County names 16 low-income areas for potential new investment, suggests governor consider 10 more

(Scott Sommerdorf | Tribune file photo) Justin Johnson, left and Ryan Worwood put the finishing touches on their panels as local artists with Justified Ink worked together with Glendale Middle School students to install a mural on a length of fence next to the Jordan Parkway Trail, June 2, 2017.

With input from local governments, Salt Lake County has sent to Gov. Gary Herbert a list of 16 poor and underdeveloped areas that could benefit from a new federal tax incentive to spur investment and suggested that the governor look at 10 more.

The areas, designated low-income communities based on census data, would qualify as “Opportunity Zones” under a program included in last year’s federal tax cuts. It would let big institutional investors such as banks defer capital gains and earn tax-free interest by putting their money into housing and business development efforts within the zones.

Overall, Utah had 181 census-designated areas that qualified, 64 of them in Salt Lake County. Governors can choose up to 25 percent of the identified sites in their states to receive the benefit. That’s 46 statewide in Utah and 16 for the county.

Of the 16 areas the county suggested to the governor, six are wholly within Salt Lake City, mostly in the northwest quadrant and city center. Two others span the city’s borders with Magna and West Valley City. The rest cover parts of Kearns, Midvale, Millcreek, South Salt Lake, Taylorsville, more of West Valley City, and West Jordan.

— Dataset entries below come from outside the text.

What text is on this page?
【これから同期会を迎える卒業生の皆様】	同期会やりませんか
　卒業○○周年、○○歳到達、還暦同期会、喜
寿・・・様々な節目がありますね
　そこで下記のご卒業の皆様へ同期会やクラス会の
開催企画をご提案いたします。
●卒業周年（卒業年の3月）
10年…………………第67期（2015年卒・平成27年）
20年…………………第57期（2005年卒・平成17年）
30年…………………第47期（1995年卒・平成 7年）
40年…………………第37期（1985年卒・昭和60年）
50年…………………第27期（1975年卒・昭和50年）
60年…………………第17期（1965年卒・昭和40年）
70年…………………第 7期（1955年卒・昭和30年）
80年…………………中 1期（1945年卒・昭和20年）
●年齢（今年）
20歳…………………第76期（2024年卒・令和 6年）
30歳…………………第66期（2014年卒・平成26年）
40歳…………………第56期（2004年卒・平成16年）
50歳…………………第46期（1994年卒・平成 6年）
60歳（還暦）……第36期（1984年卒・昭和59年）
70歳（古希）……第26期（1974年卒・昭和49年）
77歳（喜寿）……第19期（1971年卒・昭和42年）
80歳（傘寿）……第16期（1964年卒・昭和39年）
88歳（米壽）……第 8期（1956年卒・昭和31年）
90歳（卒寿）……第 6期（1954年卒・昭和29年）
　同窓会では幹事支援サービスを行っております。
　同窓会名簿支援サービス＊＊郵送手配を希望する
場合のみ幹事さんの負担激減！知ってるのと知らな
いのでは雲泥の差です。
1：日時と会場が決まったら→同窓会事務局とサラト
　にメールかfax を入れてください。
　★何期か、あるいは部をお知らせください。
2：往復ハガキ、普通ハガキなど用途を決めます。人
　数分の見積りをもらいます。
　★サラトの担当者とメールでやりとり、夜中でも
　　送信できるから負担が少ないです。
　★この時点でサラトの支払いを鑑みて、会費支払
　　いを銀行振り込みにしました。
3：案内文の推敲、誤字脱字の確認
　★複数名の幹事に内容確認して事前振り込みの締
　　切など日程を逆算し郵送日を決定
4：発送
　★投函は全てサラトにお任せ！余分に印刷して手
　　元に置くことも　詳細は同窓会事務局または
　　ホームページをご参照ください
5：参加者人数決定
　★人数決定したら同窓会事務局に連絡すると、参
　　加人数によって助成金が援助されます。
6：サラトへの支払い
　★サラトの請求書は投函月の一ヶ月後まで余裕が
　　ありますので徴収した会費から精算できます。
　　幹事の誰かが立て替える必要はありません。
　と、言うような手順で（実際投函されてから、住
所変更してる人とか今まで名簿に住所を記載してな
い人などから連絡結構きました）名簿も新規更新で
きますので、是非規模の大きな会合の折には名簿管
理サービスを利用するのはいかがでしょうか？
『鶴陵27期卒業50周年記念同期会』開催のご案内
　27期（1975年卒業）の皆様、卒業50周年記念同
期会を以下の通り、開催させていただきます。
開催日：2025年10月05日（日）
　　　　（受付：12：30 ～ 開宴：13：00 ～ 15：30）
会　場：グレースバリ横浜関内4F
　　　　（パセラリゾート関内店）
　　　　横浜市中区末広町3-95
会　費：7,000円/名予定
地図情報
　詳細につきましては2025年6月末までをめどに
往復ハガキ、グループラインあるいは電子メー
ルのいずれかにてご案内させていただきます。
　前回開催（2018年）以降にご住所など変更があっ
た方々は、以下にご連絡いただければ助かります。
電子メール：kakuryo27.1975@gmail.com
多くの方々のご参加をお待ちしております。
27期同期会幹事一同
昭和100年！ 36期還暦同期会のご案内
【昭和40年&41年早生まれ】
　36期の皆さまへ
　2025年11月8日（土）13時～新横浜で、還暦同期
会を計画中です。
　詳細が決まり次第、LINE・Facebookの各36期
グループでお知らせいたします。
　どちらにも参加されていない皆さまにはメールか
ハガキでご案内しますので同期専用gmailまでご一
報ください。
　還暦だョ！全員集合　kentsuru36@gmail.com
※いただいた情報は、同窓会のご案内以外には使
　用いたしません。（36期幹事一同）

But the county went further. It named 10 more sites the governor might consider if other parts of the state don’t submit their own, hoping that the county’s track record for investment and strategic location might make it more attractive than other more isolated areas. That list includes seven more sites in Salt Lake City in addition to West Valley City, Magna and Kearns.

In his letter to Herbert naming the county’s picks, County Mayor Ben McAdams said the county reviewed recommendations from the eligible municipalities and further considered factors such as poverty rates, education levels, unemployment, proximity to transportation links, growth opportunity, and existing public and private investment.

The county is hosting an open house to gather public comment from 5:30 to 7 p.m. Tuesday at the county government center. The governor has until April 20 to submit nominations to the federal government.

Salt Lake City neighborhoods that could be designated under the program include Poplar Grove, Glendale, Ball Park, Fairpark, Downtown, Central City, Liberty Wells, Northwest Quadrant and Granary.